In this podcast, Seth discusses the idea behind marginal cost and why it matters in our culture today.
Physical goods cost money to produce, and they have marginal costs. The marginal cost is the cost of making the last unit from the assembly line or manufacturing process. Many goods have low marginal costs once the assembly line can churn out those goods at scale. Like buildings and houses, some goods have high marginal costs because it is still difficult to produce them at scale.
We need to aware of the marginal cost because it affects how a provider makes their products and services available to us. The marginal cost concept also can affect an industry because technologies have fundamentally changed many industries. The decline in physical bookstores and book printing access on-demand is just two apparent patterns of change currently being experienced by the book industry.

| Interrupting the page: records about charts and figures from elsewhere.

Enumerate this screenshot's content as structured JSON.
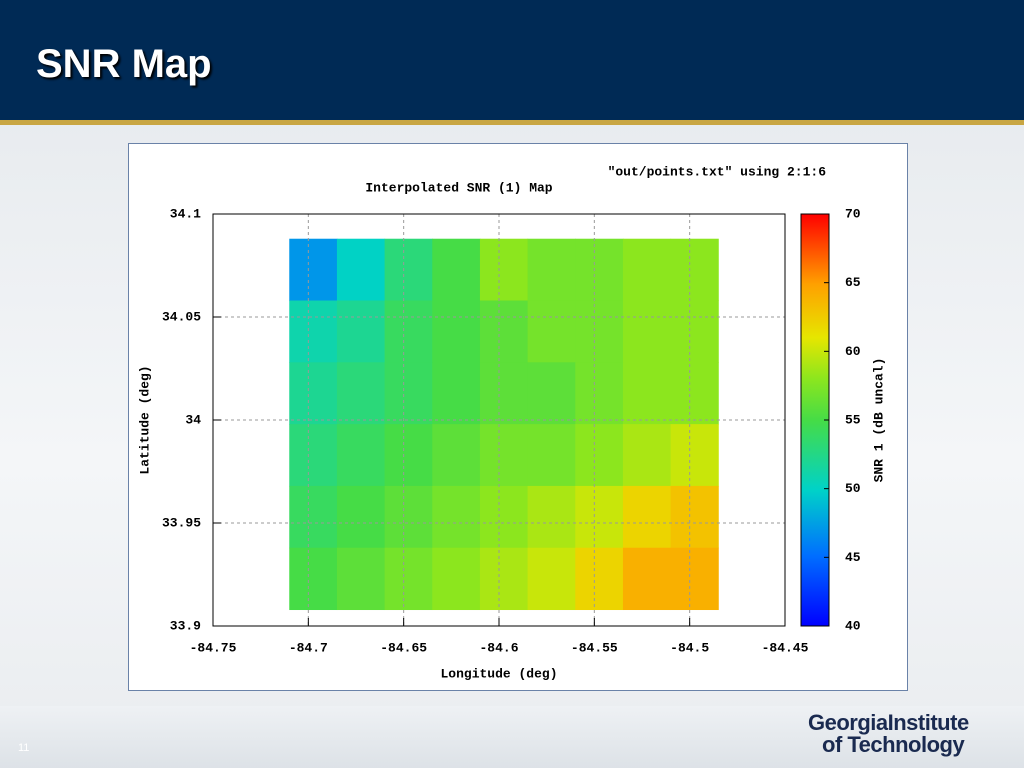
{
  "slide": {
    "title": "SNR Map",
    "page_number": "11",
    "logo": [
      "GeorgiaInstitute",
      "of Technology"
    ]
  },
  "chart_data": {
    "type": "heatmap",
    "title": "Interpolated SNR (1) Map",
    "legend_label": "\"out/points.txt\" using 2:1:6",
    "x_label": "Longitude (deg)",
    "y_label": "Latitude (deg)",
    "colorbar_label": "SNR 1 (dB uncal)",
    "xlim": [
      -84.75,
      -84.45
    ],
    "xticks": [
      -84.75,
      -84.7,
      -84.65,
      -84.6,
      -84.55,
      -84.5,
      -84.45
    ],
    "ylim": [
      33.9,
      34.1
    ],
    "yticks": [
      33.9,
      33.95,
      34,
      34.05,
      34.1
    ],
    "zlim": [
      40,
      70
    ],
    "zticks": [
      40,
      45,
      50,
      55,
      60,
      65,
      70
    ],
    "grid": true,
    "x": [
      -84.6975,
      -84.6725,
      -84.6475,
      -84.6225,
      -84.5975,
      -84.5725,
      -84.5475,
      -84.5225,
      -84.4975
    ],
    "y": [
      34.073,
      34.043,
      34.013,
      33.983,
      33.953,
      33.923
    ],
    "values": [
      [
        47,
        50,
        53,
        55,
        58,
        57,
        57,
        58,
        58
      ],
      [
        51,
        52,
        54,
        55,
        56,
        57,
        57,
        58,
        58
      ],
      [
        52,
        53,
        54,
        55,
        56,
        56,
        57,
        58,
        58
      ],
      [
        53,
        54,
        55,
        56,
        57,
        57,
        58,
        59,
        60
      ],
      [
        54,
        55,
        56,
        57,
        58,
        59,
        60,
        62,
        63
      ],
      [
        55,
        56,
        57,
        58,
        59,
        60,
        62,
        64,
        64
      ]
    ]
  }
}
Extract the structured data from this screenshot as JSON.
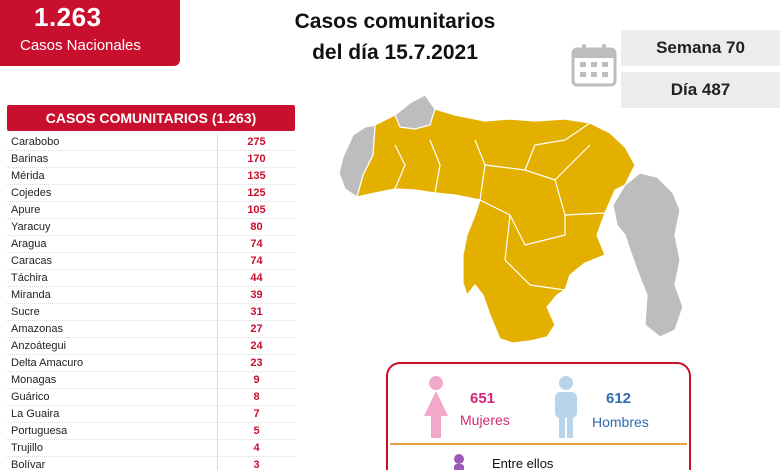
{
  "badge": {
    "total": "1.263",
    "label": "Casos Nacionales"
  },
  "title": {
    "line1": "Casos comunitarios",
    "line2": "del día 15.7.2021"
  },
  "info": {
    "week": "Semana 70",
    "day": "Día 487"
  },
  "table": {
    "header": "CASOS COMUNITARIOS (1.263)",
    "rows": [
      {
        "name": "Carabobo",
        "value": "275"
      },
      {
        "name": "Barinas",
        "value": "170"
      },
      {
        "name": "Mérida",
        "value": "135"
      },
      {
        "name": "Cojedes",
        "value": "125"
      },
      {
        "name": "Apure",
        "value": "105"
      },
      {
        "name": "Yaracuy",
        "value": "80"
      },
      {
        "name": "Aragua",
        "value": "74"
      },
      {
        "name": "Caracas",
        "value": "74"
      },
      {
        "name": "Táchira",
        "value": "44"
      },
      {
        "name": "Miranda",
        "value": "39"
      },
      {
        "name": "Sucre",
        "value": "31"
      },
      {
        "name": "Amazonas",
        "value": "27"
      },
      {
        "name": "Anzoátegui",
        "value": "24"
      },
      {
        "name": "Delta Amacuro",
        "value": "23"
      },
      {
        "name": "Monagas",
        "value": "9"
      },
      {
        "name": "Guárico",
        "value": "8"
      },
      {
        "name": "La Guaira",
        "value": "7"
      },
      {
        "name": "Portuguesa",
        "value": "5"
      },
      {
        "name": "Trujillo",
        "value": "4"
      },
      {
        "name": "Bolívar",
        "value": "3"
      }
    ]
  },
  "gender": {
    "female_count": "651",
    "female_label": "Mujeres",
    "male_count": "612",
    "male_label": "Hombres",
    "between_label": "Entre ellos"
  },
  "colors": {
    "brand_red": "#c8102e",
    "map_affected": "#e3b000",
    "map_unaffected": "#bdbdbd",
    "female": "#d6267a",
    "male": "#2f6bb0"
  },
  "icons": [
    "calendar-icon",
    "female-icon",
    "male-icon",
    "child-icon"
  ]
}
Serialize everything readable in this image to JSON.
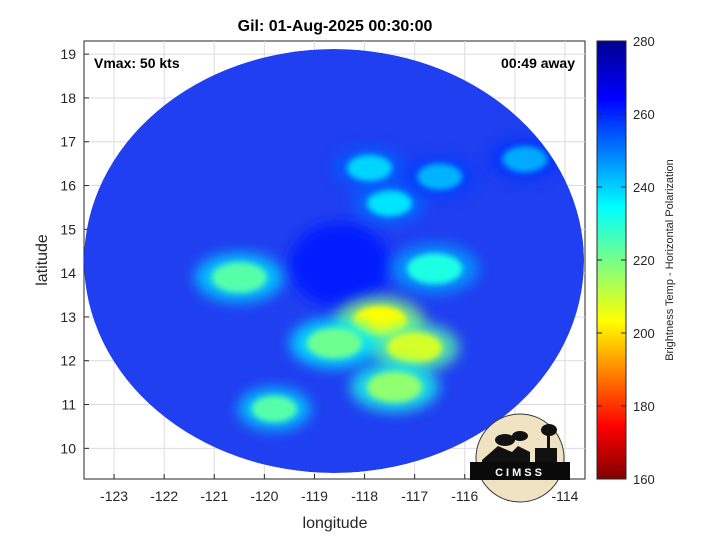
{
  "chart_data": {
    "type": "heatmap",
    "title": "Gil: 01-Aug-2025 00:30:00",
    "xlabel": "longitude",
    "ylabel": "latitude",
    "xlim": [
      -123.6,
      -113.6
    ],
    "ylim": [
      9.3,
      19.3
    ],
    "xticks": [
      -123,
      -122,
      -121,
      -120,
      -119,
      -118,
      -117,
      -116,
      -115,
      -114
    ],
    "yticks": [
      10,
      11,
      12,
      13,
      14,
      15,
      16,
      17,
      18,
      19
    ],
    "grid": true,
    "annotations": {
      "left": "Vmax: 50 kts",
      "right": "00:49 away"
    },
    "colorbar": {
      "label": "Brightness Temp - Horizontal Polarization",
      "range": [
        160,
        280
      ],
      "ticks": [
        160,
        180,
        200,
        220,
        240,
        260,
        280
      ],
      "colormap": "jet"
    },
    "swath_center": [
      -118.6,
      14.3
    ],
    "features": [
      {
        "name": "eye",
        "lon": -118.5,
        "lat": 14.2,
        "tb": 262
      },
      {
        "name": "inner-band",
        "lon": -117.7,
        "lat": 12.9,
        "tb": 205
      },
      {
        "name": "inner-band",
        "lon": -117.0,
        "lat": 12.3,
        "tb": 210
      },
      {
        "name": "inner-band",
        "lon": -117.4,
        "lat": 11.4,
        "tb": 218
      },
      {
        "name": "inner-band",
        "lon": -118.6,
        "lat": 12.4,
        "tb": 222
      },
      {
        "name": "inner-band",
        "lon": -120.5,
        "lat": 13.9,
        "tb": 225
      },
      {
        "name": "inner-band",
        "lon": -116.6,
        "lat": 14.1,
        "tb": 232
      },
      {
        "name": "outer-band",
        "lon": -117.5,
        "lat": 15.6,
        "tb": 238
      },
      {
        "name": "outer-band",
        "lon": -117.9,
        "lat": 16.4,
        "tb": 240
      },
      {
        "name": "outer-band",
        "lon": -116.5,
        "lat": 16.2,
        "tb": 244
      },
      {
        "name": "outer-band",
        "lon": -119.8,
        "lat": 10.9,
        "tb": 225
      },
      {
        "name": "outer-band",
        "lon": -114.8,
        "lat": 16.6,
        "tb": 245
      }
    ]
  },
  "logo": {
    "text": "CIMSS"
  },
  "colors": {
    "background": "#ffffff",
    "grid": "#dcdcdc",
    "axis": "#262626"
  }
}
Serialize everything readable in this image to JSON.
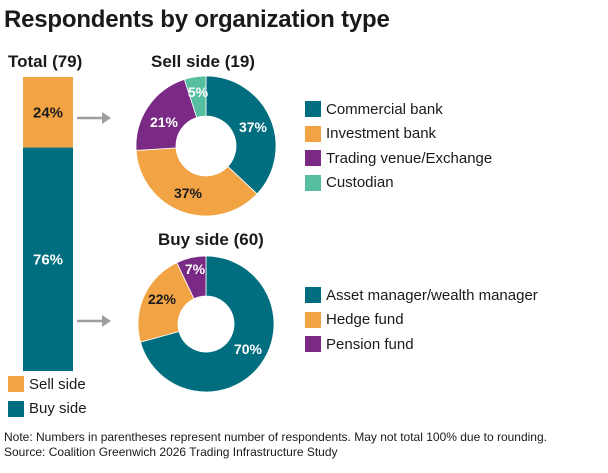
{
  "title": "Respondents by organization type",
  "colors": {
    "teal": "#006E7F",
    "orange": "#F2A444",
    "purple": "#7A2A85",
    "green": "#55BFA0",
    "arrow": "#9E9E9E"
  },
  "chart_data": [
    {
      "type": "bar",
      "stacked": true,
      "title": "Total (79)",
      "categories": [
        "Total"
      ],
      "series": [
        {
          "name": "Sell side",
          "values": [
            24
          ],
          "label": "24%",
          "color": "#F2A444"
        },
        {
          "name": "Buy side",
          "values": [
            76
          ],
          "label": "76%",
          "color": "#006E7F"
        }
      ]
    },
    {
      "type": "pie",
      "donut": true,
      "title": "Sell side (19)",
      "slices": [
        {
          "name": "Commercial bank",
          "value": 37,
          "label": "37%",
          "color": "#006E7F"
        },
        {
          "name": "Investment bank",
          "value": 37,
          "label": "37%",
          "color": "#F2A444"
        },
        {
          "name": "Trading venue/Exchange",
          "value": 21,
          "label": "21%",
          "color": "#7A2A85"
        },
        {
          "name": "Custodian",
          "value": 5,
          "label": "5%",
          "color": "#55BFA0"
        }
      ]
    },
    {
      "type": "pie",
      "donut": true,
      "title": "Buy side (60)",
      "slices": [
        {
          "name": "Asset manager/wealth manager",
          "value": 70,
          "label": "70%",
          "color": "#006E7F"
        },
        {
          "name": "Hedge fund",
          "value": 22,
          "label": "22%",
          "color": "#F2A444"
        },
        {
          "name": "Pension fund",
          "value": 7,
          "label": "7%",
          "color": "#7A2A85"
        }
      ]
    }
  ],
  "note": "Note: Numbers in parentheses represent number of respondents. May not total 100% due to rounding.",
  "source": "Source: Coalition Greenwich 2026 Trading Infrastructure Study"
}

Technologies can impact the marginal cost differently for a different audience, even in the same industry. Take the book industry as an example again. While the printed book’s marginal cost from the printing press may be low, the marginal cost for books printed-on-demand is still much higher than the one from the printing press. While books can go out-of-print with the printing press process, the same books will always be available for the print-on-demand route. Advance in technologies has given us more choices.
Things get interesting when we talk about books available in digital format. For digital books, the marginal cost approaches zero. This phenomenon has interesting implications for both the producer and consumer of the book. The same approaching-zero marginal costs scenarios are playing out for many products and services that may be available to use via digital format.
But what is even more interesting is when the marginal cost goes negative. When the marginal cost goes negative, each additional unit sold generates even more value for the producer. There are many examples of negative marginal costs in our digital world today.
The network effect has made negative marginal costs possible for many digital services. When something is benefiting from the network effect, it becomes more valuable as more people use it. The social network is one prime example of a network effect.
When a producer has goods or services that benefit from the network effect, they want to get more people involved with the goods or service. Those producers need the right people in the circle, or its product or service will not work. And they will create all sorts of incentives for people to join and not to leave.
When we are involved with a product or service defined by network effect, we should not be naïve to think that someone is doing us a favor by producing those products and services. We are doing them a favor by being in the circle because that is their business model’s essence.
This ultimately means that we are not the customers any more for those business models where the network effect is the foundation. We have become the product.